There’s also the potential for there to be athletes who aren’t covered under this settlement because they didn’t play between June 15, 2016 and November 3, 2023 and potentially won’t be playing once future revenue sharing goes into effect. For example, if you have a freshman in Fall 2024 who only plays one year, and revenue sharing doesn’t go into effect until Fall 2025, they’re in a gap that isn’t covered.

This settlement may also create grounds for new antitrust cases in the future because the solution here creates a cap, which represents a restraint on pay. Restrictions like that are potential antitrust violations if not collectively bargained, which can’t happen unless athletes are deemed employees.

In its statement announcing the settlement, the NCAA and the Power Five commissioners made it clear they’re still looking to Congress to provide future stability in the industry.

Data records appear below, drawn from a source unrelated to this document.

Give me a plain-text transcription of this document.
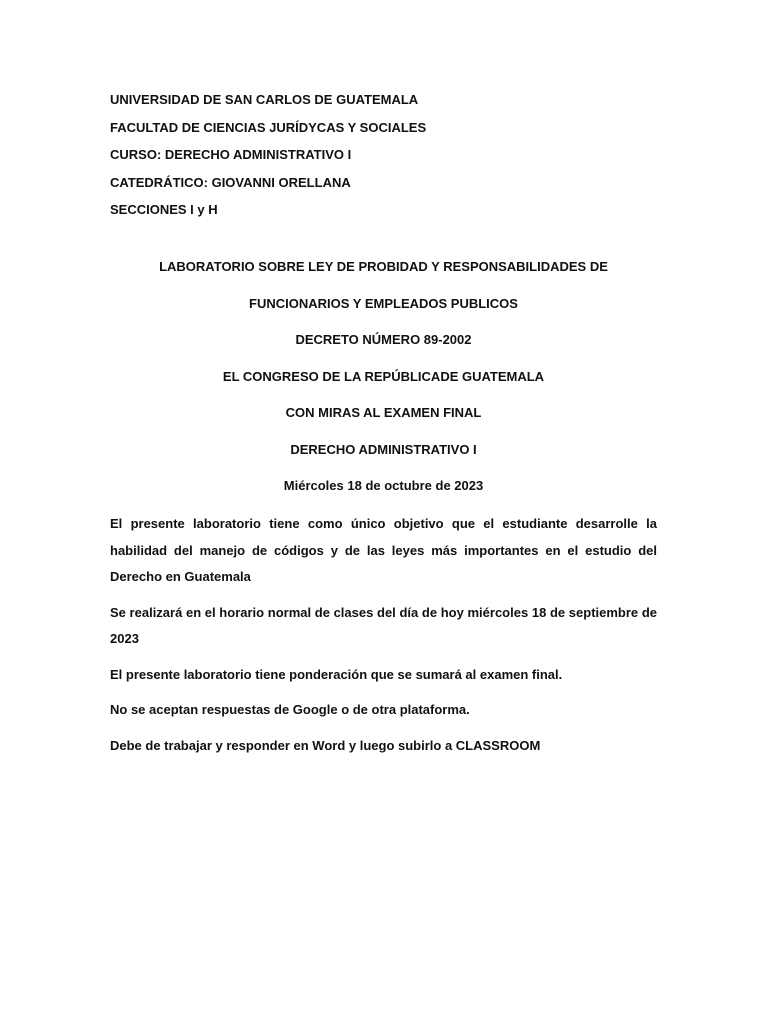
UNIVERSIDAD DE SAN CARLOS DE GUATEMALA
FACULTAD DE CIENCIAS JURÍDYCAS Y SOCIALES
CURSO: DERECHO ADMINISTRATIVO I
CATEDRÁTICO: GIOVANNI ORELLANA
SECCIONES I y H
LABORATORIO SOBRE LEY DE PROBIDAD Y RESPONSABILIDADES DE
FUNCIONARIOS Y EMPLEADOS PUBLICOS
DECRETO NÚMERO 89-2002
EL CONGRESO DE LA REPÚBLICADE GUATEMALA
CON MIRAS AL EXAMEN FINAL
DERECHO ADMINISTRATIVO I
Miércoles 18 de octubre de 2023

El presente laboratorio tiene como único objetivo que el estudiante desarrolle la habilidad del manejo de códigos y de las leyes más importantes en el estudio del Derecho en Guatemala

Se realizará en el horario normal de clases del día de hoy miércoles 18 de septiembre de 2023

El presente laboratorio tiene ponderación que se sumará al examen final.

No se aceptan respuestas de Google o de otra plataforma.

Debe de trabajar y responder en Word y luego subirlo a CLASSROOM
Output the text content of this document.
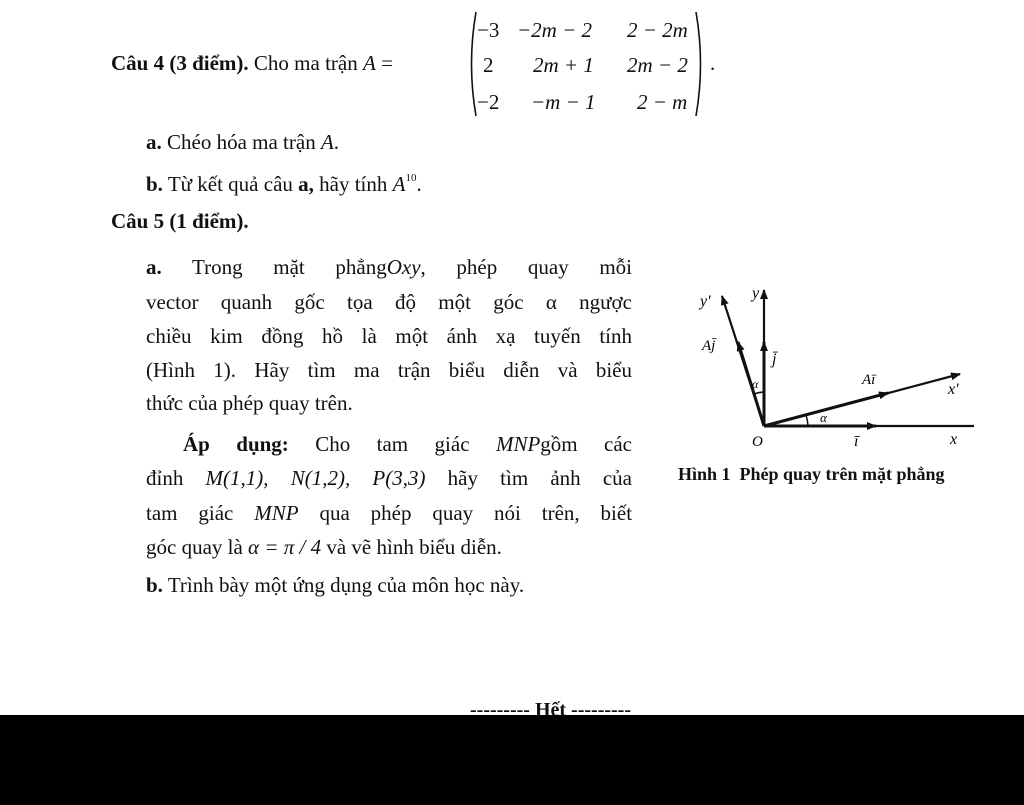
Câu 4 (3 điểm). Cho ma trận A =
−3 −2m − 2 2 − 2m
2 2m + 1 2m − 2
−2 −m − 1 2 − m
.
a. Chéo hóa ma trận A.
b. Từ kết quả câu a, hãy tính $A^{10}$.
Câu 5 (1 điểm).
a. Trong mặt phẳngOxy, phép quay mỗi
vector quanh gốc tọa độ một góc α ngược
chiều kim đồng hồ là một ánh xạ tuyến tính
(Hình 1). Hãy tìm ma trận biểu diễn và biểu
thức của phép quay trên.
Áp dụng: Cho tam giác MNPgồm các
đỉnh M(1,1), N(1,2), P(3,3) hãy tìm ảnh của
tam giác MNP qua phép quay nói trên, biết
góc quay là α = π / 4 và vẽ hình biểu diễn.
b. Trình bày một ứng dụng của môn học này.
y
y'
Aj̄
j̄
Aī
x'
α
α
O	ī	x
Hình 1  Phép quay trên mặt phẳng
--------- Hết ---------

“The five autonomy conferences and the NCAA agreeing to settlement terms is an important step in the continuing reform of college sports that will provide benefits to student-athletes and provide clarity in college athletics across all divisions for years to come. This settlement is also a road map for college sports leaders and Congress to ensure this uniquely American institution can continue to provide unmatched opportunity for millions of students. All of Division I made today’s progress possible, and we all have work to do to implement the terms of the agreement as the legal process continues. We look forward to working with our various student-athlete leadership groups to write the next chapter of college sports.”